NEW YORK: The dollar was lower on Friday and on track for its first monthly decline in 2024 after data showed US inflation rose in line with expectations in April, offering little clarity on how soon the US Federal Reserve will be able to cut interest rates.
The personal consumption expenditures (PCE) price index increased 0.3% last month, the Commerce Department’s Bureau of Economic Analysis said on Friday, matching the unrevised gain in March.
“These numbers do not give any sense that the Fed is achieving its goal,” said Joseph Trevisani, senior analyst at FX Street. “It’s already stated what its goal is, so the markets are willing to give it some time ... but that time I do not think is unlimited.” The US dollar index was last down 0.12% at 104.64.
The Fed has raised borrowing costs by 525 basis points since March 2022 in a bid to cool demand across the economy. Financial markets initially expected the first rate cut to come in March, but it then got pushed to June and now to September.

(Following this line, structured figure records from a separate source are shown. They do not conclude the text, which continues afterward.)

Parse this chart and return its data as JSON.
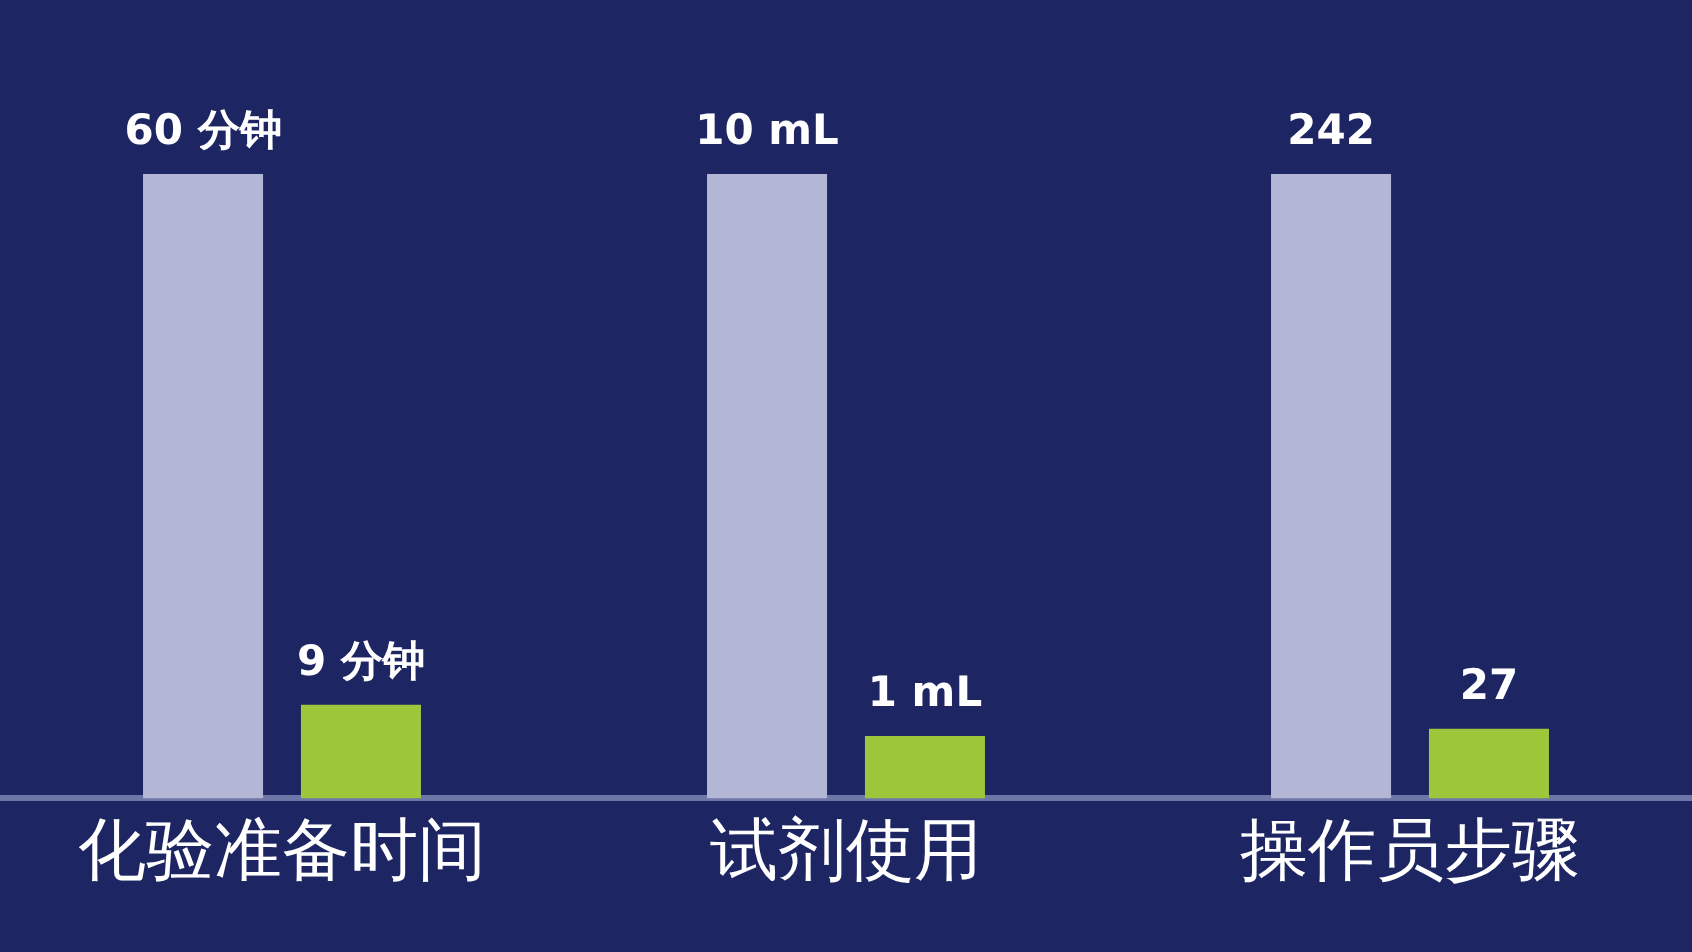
{
  "chart_data": [
    {
      "type": "bar",
      "categories": [
        "化验准备时间"
      ],
      "tick_labels": "x",
      "grid": false,
      "series": [
        {
          "color": "#b4b6d6",
          "values": [
            60
          ],
          "value_labels": [
            "60 分钟"
          ]
        },
        {
          "color": "#9dc63b",
          "values": [
            9
          ],
          "value_labels": [
            "9 分钟"
          ]
        }
      ]
    },
    {
      "type": "bar",
      "categories": [
        "试剂使用"
      ],
      "tick_labels": "x",
      "grid": false,
      "series": [
        {
          "color": "#b4b6d6",
          "values": [
            10
          ],
          "value_labels": [
            "10 mL"
          ]
        },
        {
          "color": "#9dc63b",
          "values": [
            1
          ],
          "value_labels": [
            "1 mL"
          ]
        }
      ]
    },
    {
      "type": "bar",
      "categories": [
        "操作员步骤"
      ],
      "tick_labels": "x",
      "grid": false,
      "series": [
        {
          "color": "#b4b6d6",
          "values": [
            242
          ],
          "value_labels": [
            "242"
          ]
        },
        {
          "color": "#9dc63b",
          "values": [
            27
          ],
          "value_labels": [
            "27"
          ]
        }
      ]
    }
  ]
}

Official data showed on Thursday the US economy grew at an annualized rate of 1.3% from January through March, down from the previous estimate of 1.6% after downward revisions to consumer spending.
Although inflation is “moving in the right direction,” said Kyle Chapman, FX markets analyst at Ballinger Group, “policymakers are definitely not out of the woods yet.” “I would caution against over-interpreting a single month’s data,” he said.
The euro edged up after data showed price pressures in the euro zone accelerated faster than expected in May, complicating the outlook for the European Central Bank.
The euro was up 0.13% to $1.0847. French inflation data released earlier on Friday, and German and Spanish figures earlier this week, came in slightly higher than expected.
The numbers have not altered the view in markets that the ECB will cut rates when it meets next week.
According to all 82 economists polled by Reuters, an ECB rate cut on June 6 appears certain, with a majority predicting further reductions in September and December.
Elsewhere, the yen weakened, leaving the dollar up 0.24% at 157.210 but off this week’s four-week high, as Japan’s finance minister repeated warnings about excessive currency volatility.
Japan’s Ministry of Finance released data on Friday confirming that Japanese authorities spent 9.79 trillion yen ($62.2 billion) intervening in the foreign exchange market to support the yen over the past month, in moves that kept the currency from testing new lows but are unlikely to reverse a longer-term decline.
“The intervention disclosed by the Ministry of Finance between April 26 and (Thursday) was slightly larger than market estimates derived from the Bank of Japan’s accounts, but isn’t big enough to trigger fears of a war chest so diminished as to limit further action,” Karl Schamotta, chief market strategist at Corpay, said in a note.
Data on Friday showed core consumer inflation in Tokyo accelerated in May, but price growth excluding the effect of fuel eased, heightening uncertainty over the timing of the Bank of Japan’s next rate hike.